Volume seems to mesh fine, despite error message

I have recently modified a simulation on which I have been working for a few weeks and am getting good quality surface meshes as judged by the "A" and "E Ratio” scalar results, with very few narrow triangular elements. Most have an E Ratio of > 0.5. When I mesh the volume, it seems to mesh fine, per the "Vol" and "Vol Ratio" results. The entire volume is filled with a mesh. I have no triangulator or tetulator problems, and I have all the diagnostics turned on to show any problems in the log. The log reports none.

Feature-wise, the only difference between this simulation geometry and the previous simulation geometry (on which the solver ran fine) is the addition of an embedded face, which I turned into a two sided face that is a fixed-velocity inlet face. Both faces of the two sided face have the same BCs, the same air velocity, and the same flow direction per the X, Y, Z coordinate entries in the respective property panes. The geometry itself was made from a planar surface imported from Rhino as a STEP file that I revolved in Caedium to generate a solid. Then I imported the face to be embedded, Boolean subtracted it from the solid, and the geometry was all done. Most of the Rhino geometry elements were simply copied from those that worked well with the previous simulation.

However, after I attach vector arrows to the main seed face (there are four) and try to run the simulation, I immediately get the "FOAM FATAL ERROR: illegal cell label -1 in neighbor addressing for face...." message. This always happens at the very start, without the solver even appearing to start running. I also tried it with vector arrows attached to all four seed faces at the same time, and got the same error message.

I have read and re-read the Symscape page "How do I fix mesh and solver failures?" several times.
I have shaded all model faces. I have scrutinized the meshes and they seem okay, but I am not entirely sure I know how to evaluate the quality of volume meshes.
I initially set all faces to be walls, then went back and changed certain ones as needed to inlets, inlets/outlets, and outlets, so everything has some sort of BC set. After I could not get the solver to run, I went back and did this again.

I have the residual monitor up and ready to go. Sometimes - not always - it shows a residual trace going for a fraction of an iteration horizontally and then stopping.

Thanks very much in advance for your thoughts.

The mesh is corrupt, check your volume elements

That error message means that the mesh is corrupt, most likely the volume mesh failed at some point. If you are sure that the surface meshes had not errors - often the cause of a volume mesh failure - then there is likely to be a region within the volume (maybe between faces in close proximity) that is causing a problem.

I'll assume that your double-sided face was subtracted from the volume with the Topology Only option set to True and that the face doesn't touch or intersect any other faces - if not this process will not work.

Changes to the Physics or trying to visualize results will not correct a meshing failure. You need to focus on the location of poor/corrupt volume elements as described in the section "Volume Mesh Quality" in "How do I fix mesh and solver failures?". Specifically:

To view the volume mesh ... use the Scalar Fields->Vol Ratio in the Results Tool Palette, and set the volume view properties: Style = Flat and Transparent = Off. Also make sure your faces are transparent, otherwise you won't see the interior volume.
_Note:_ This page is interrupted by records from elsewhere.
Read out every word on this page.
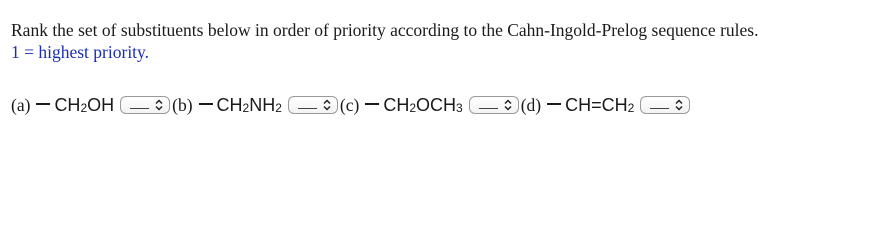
Rank the set of substituents below in order of priority according to the Cahn-Ingold-Prelog sequence rules.
1 = highest priority.
(a) $CH_2$ OH	(b) $CH_2$ $NH_2$	(c) $CH_2$ $OCH_3$	(d) $CH=CH_2$
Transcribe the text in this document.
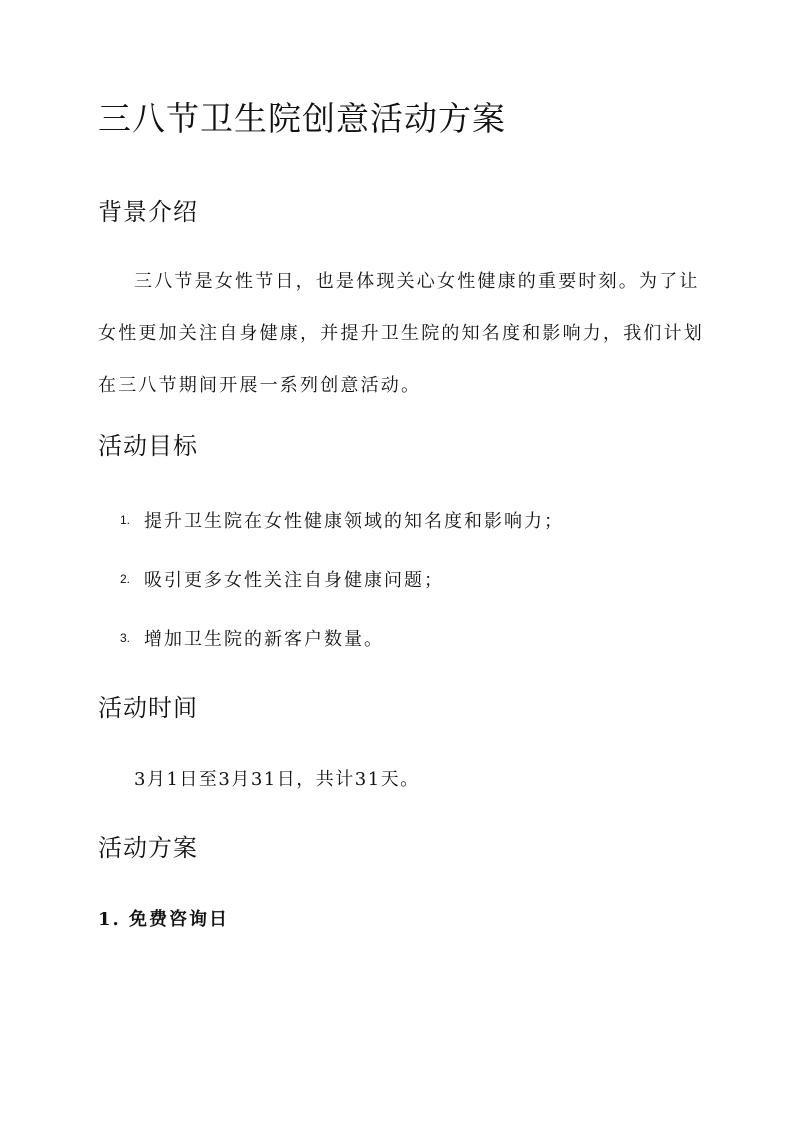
三八节卫生院创意活动方案
背景介绍

三八节是女性节日，也是体现关心女性健康的重要时刻。为了让女性更加关注自身健康，并提升卫生院的知名度和影响力，我们计划在三八节期间开展一系列创意活动。

活动目标
1. 提升卫生院在女性健康领域的知名度和影响力；
2. 吸引更多女性关注自身健康问题；
3. 增加卫生院的新客户数量。
活动时间

3月1日至3月31日，共计31天。

活动方案
1. 免费咨询日
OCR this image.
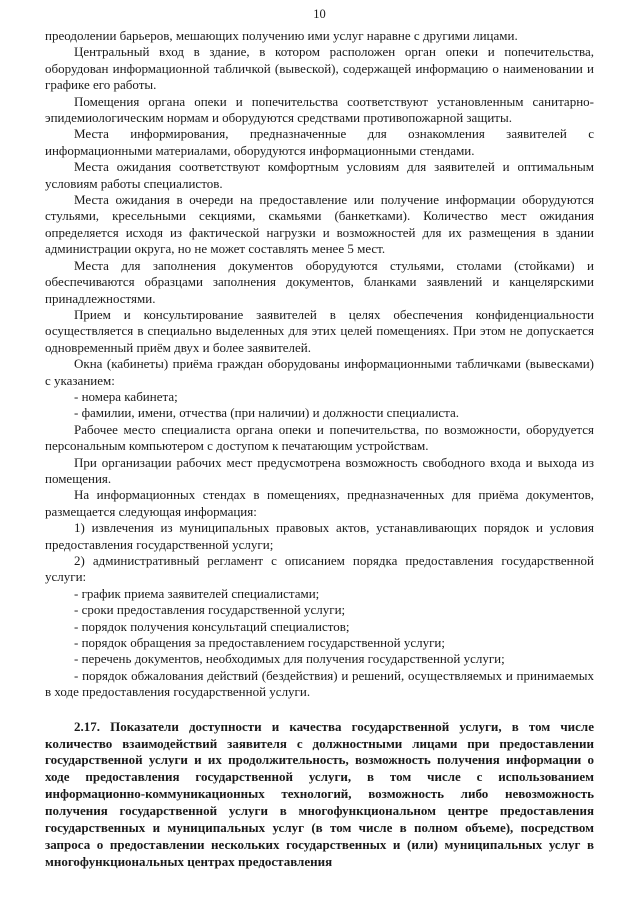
10

преодолении барьеров, мешающих получению ими услуг наравне с другими лицами.

Центральный вход в здание, в котором расположен орган опеки и попечительства, оборудован информационной табличкой (вывеской), содержащей информацию о наименовании и графике его работы.

Помещения органа опеки и попечительства соответствуют установленным санитарно-эпидемиологическим нормам и оборудуются средствами противопожарной защиты.

Места информирования, предназначенные для ознакомления заявителей с информационными материалами, оборудуются информационными стендами.

Места ожидания соответствуют комфортным условиям для заявителей и оптимальным условиям работы специалистов.

Места ожидания в очереди на предоставление или получение информации оборудуются стульями, кресельными секциями, скамьями (банкетками). Количество мест ожидания определяется исходя из фактической нагрузки и возможностей для их размещения в здании администрации округа, но не может составлять менее 5 мест.

Места для заполнения документов оборудуются стульями, столами (стойками) и обеспечиваются образцами заполнения документов, бланками заявлений и канцелярскими принадлежностями.

Прием и консультирование заявителей в целях обеспечения конфиденциальности осуществляется в специально выделенных для этих целей помещениях. При этом не допускается одновременный приём двух и более заявителей.

Окна (кабинеты) приёма граждан оборудованы информационными табличками (вывесками) с указанием:

- номера кабинета;

- фамилии, имени, отчества (при наличии) и должности специалиста.

Рабочее место специалиста органа опеки и попечительства, по возможности, оборудуется персональным компьютером с доступом к печатающим устройствам.

При организации рабочих мест предусмотрена возможность свободного входа и выхода из помещения.

На информационных стендах в помещениях, предназначенных для приёма документов, размещается следующая информация:

1) извлечения из муниципальных правовых актов, устанавливающих порядок и условия предоставления государственной услуги;

2) административный регламент с описанием порядка предоставления государственной услуги:

- график приема заявителей специалистами;

- сроки предоставления государственной услуги;

- порядок получения консультаций специалистов;

- порядок обращения за предоставлением государственной услуги;

- перечень документов, необходимых для получения государственной услуги;

- порядок обжалования действий (бездействия) и решений, осуществляемых и принимаемых в ходе предоставления государственной услуги.

2.17. Показатели доступности и качества государственной услуги, в том числе количество взаимодействий заявителя с должностными лицами при предоставлении государственной услуги и их продолжительность, возможность получения информации о ходе предоставления государственной услуги, в том числе с использованием информационно-коммуникационных технологий, возможность либо невозможность получения государственной услуги в многофункциональном центре предоставления государственных и муниципальных услуг (в том числе в полном объеме), посредством запроса о предоставлении нескольких государственных и (или) муниципальных услуг в многофункциональных центрах предоставления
An ideal element will have a Vol Ratio = 1, and so focus on the low valued elements with the threshold sliders to see if there is a particular region causing problems. If you identify problems try using the Accuracy tool to locally modify the mesh size on nearby edges/faces.
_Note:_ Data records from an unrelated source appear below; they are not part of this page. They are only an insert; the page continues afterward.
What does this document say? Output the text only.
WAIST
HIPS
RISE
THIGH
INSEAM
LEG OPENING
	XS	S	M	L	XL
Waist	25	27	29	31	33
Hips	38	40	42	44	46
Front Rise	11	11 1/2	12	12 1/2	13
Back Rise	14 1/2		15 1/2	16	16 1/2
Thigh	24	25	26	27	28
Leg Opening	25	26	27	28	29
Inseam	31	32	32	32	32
Updated FAQ with screenshots

I just updated the FAQ on diagnosing mesh and solver failures with screenshots, so take another look to see if it helps clarify what to look for and correct.

Problem solved.

Thanks for your suggestion about the 2-sided face. That was the problem. As soon as I fixed that, the simulation ran and converged the first time. I used the relaxation factors from my previous simulation and woke up this morning to a nicely converged simulation. Thanks again.